Source Mappings

As part of the AST output, the compiler provides the range of the source code that is represented by the respective node in the AST. This can be used for various purposes ranging from static analysis tools that report errors based on the AST and debugging tools that highlight local variables and their uses.

Furthermore, the compiler can also generate a mapping from the bytecode to the range in the source code that generated the instruction. This is again important for static analysis tools that operate on bytecode level and for displaying the current position in the source code inside a debugger or for breakpoint handling. This mapping also contains other information, like the jump type and the modifier depth (see below).

Both kinds of source mappings use integer identifiers to refer to source files. The identifier of a source file is stored in output['sources'][sourceName]['id'] where output is the output of the standard-json compiler interface parsed as JSON. For some utility routines, the compiler generates “internal” source files that are not part of the original input but are referenced from the source mappings. These source files together with their identifiers can be obtained via output['contracts'][sourceName][contractName]['evm']['bytecode']['generatedSources'].

Note

In the case of instructions that are not associated with any particular source file, the source mapping assigns an integer identifier of -1. This may happen for bytecode sections stemming from compiler-generated inline assembly statements.

The source mappings inside the AST use the following notation:

s:l:f

Where s is the byte-offset to the start of the range in the source file, l is the length of the source range in bytes and f is the source index mentioned above.

The encoding in the source mapping for the bytecode is more complicated: It is a list of s:l:f:j:m separated by ;. Each of these elements corresponds to an instruction, i.e. you cannot use the byte offset but have to use the instruction offset (push instructions are longer than a single byte). The fields s, l and f are as above. j can be either i, o or - signifying whether a jump instruction goes into a function, returns from a function or is a regular jump as part of e.g. a loop. The last field, m, is an integer that denotes the “modifier depth”. This depth is increased whenever the placeholder statement (_) is entered in a modifier and decreased when it is left again.

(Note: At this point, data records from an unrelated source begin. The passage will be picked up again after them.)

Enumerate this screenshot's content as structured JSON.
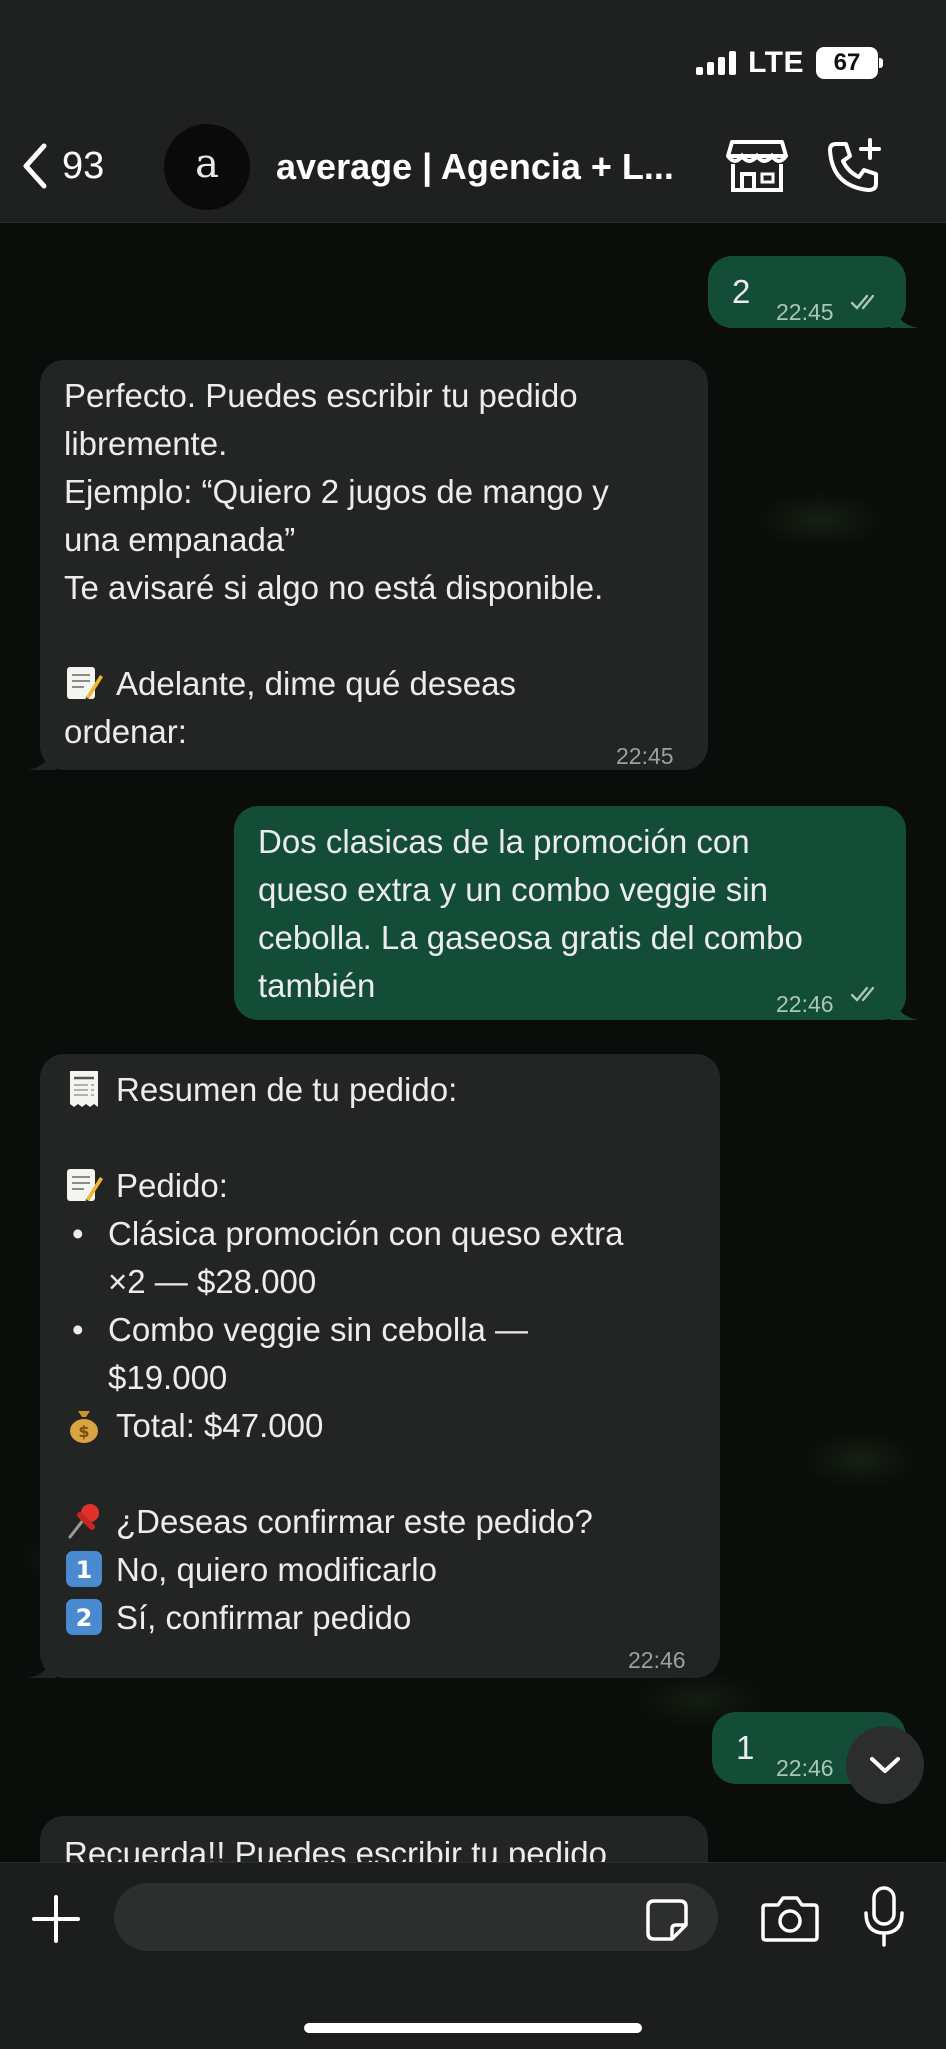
{
  "status_bar": {
    "network": "LTE",
    "battery": "67"
  },
  "header": {
    "back_count": "93",
    "avatar_letter": "a",
    "chat_title": "average | Agencia + L..."
  },
  "messages": [
    {
      "id": "m1",
      "direction": "outgoing",
      "lines": [
        "2"
      ],
      "time": "22:45",
      "status": "read"
    },
    {
      "id": "m2",
      "direction": "incoming",
      "lines": [
        "Perfecto. Puedes escribir tu pedido",
        "libremente.",
        "Ejemplo: “Quiero 2 jugos de mango y",
        "una empanada”",
        "Te avisaré si algo no está disponible.",
        "",
        "Adelante, dime qué deseas",
        "ordenar:"
      ],
      "time": "22:45"
    },
    {
      "id": "m3",
      "direction": "outgoing",
      "lines": [
        "Dos clasicas de la promoción con",
        "queso extra y un combo veggie sin",
        "cebolla. La gaseosa gratis del combo",
        "también"
      ],
      "time": "22:46",
      "status": "read"
    },
    {
      "id": "m4",
      "direction": "incoming",
      "time": "22:46",
      "summary_title": "Resumen de tu pedido:",
      "order_label": "Pedido:",
      "items": [
        {
          "line1": "Clásica promoción con queso extra",
          "line2": "×2 — $28.000"
        },
        {
          "line1": "Combo veggie sin cebolla —",
          "line2": "$19.000"
        }
      ],
      "total": "Total: $47.000",
      "confirm_question": "¿Deseas confirmar este pedido?",
      "option1": "No, quiero modificarlo",
      "option2": "Sí, confirmar pedido",
      "option1_key": "1",
      "option2_key": "2"
    },
    {
      "id": "m5",
      "direction": "outgoing",
      "lines": [
        "1"
      ],
      "time": "22:46"
    },
    {
      "id": "m6",
      "direction": "incoming",
      "lines": [
        "Recuerda!! Puedes escribir tu pedido"
      ]
    }
  ],
  "composer": {
    "placeholder": ""
  },
  "icons": {
    "back": "chevron-left-icon",
    "store": "storefront-icon",
    "call": "phone-add-icon",
    "plus": "plus-icon",
    "sticker": "sticker-icon",
    "camera": "camera-icon",
    "mic": "microphone-icon",
    "scroll": "chevron-down-icon"
  },
  "colors": {
    "outgoing_bubble": "#144d37",
    "incoming_bubble": "#232524",
    "background": "#0b0d0b"
  }
}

This allows debuggers to track tricky cases like the same modifier being used twice or multiple placeholder statements being used in a single modifier.

In order to compress these source mappings especially for bytecode, the following rules are used:

  • If a field is empty, the value of the preceding element is used.

  • If a : is missing, all following fields are considered empty.

This means the following source mappings represent the same information:

1:2:1;1:9:1;2:1:2;2:1:2;2:1:2

1:2:1;:9;2:1:2;;

Important to note is that when the verbatim builtin is used, the source mappings will be invalid: The builtin is considered a single instruction instead of potentially multiple.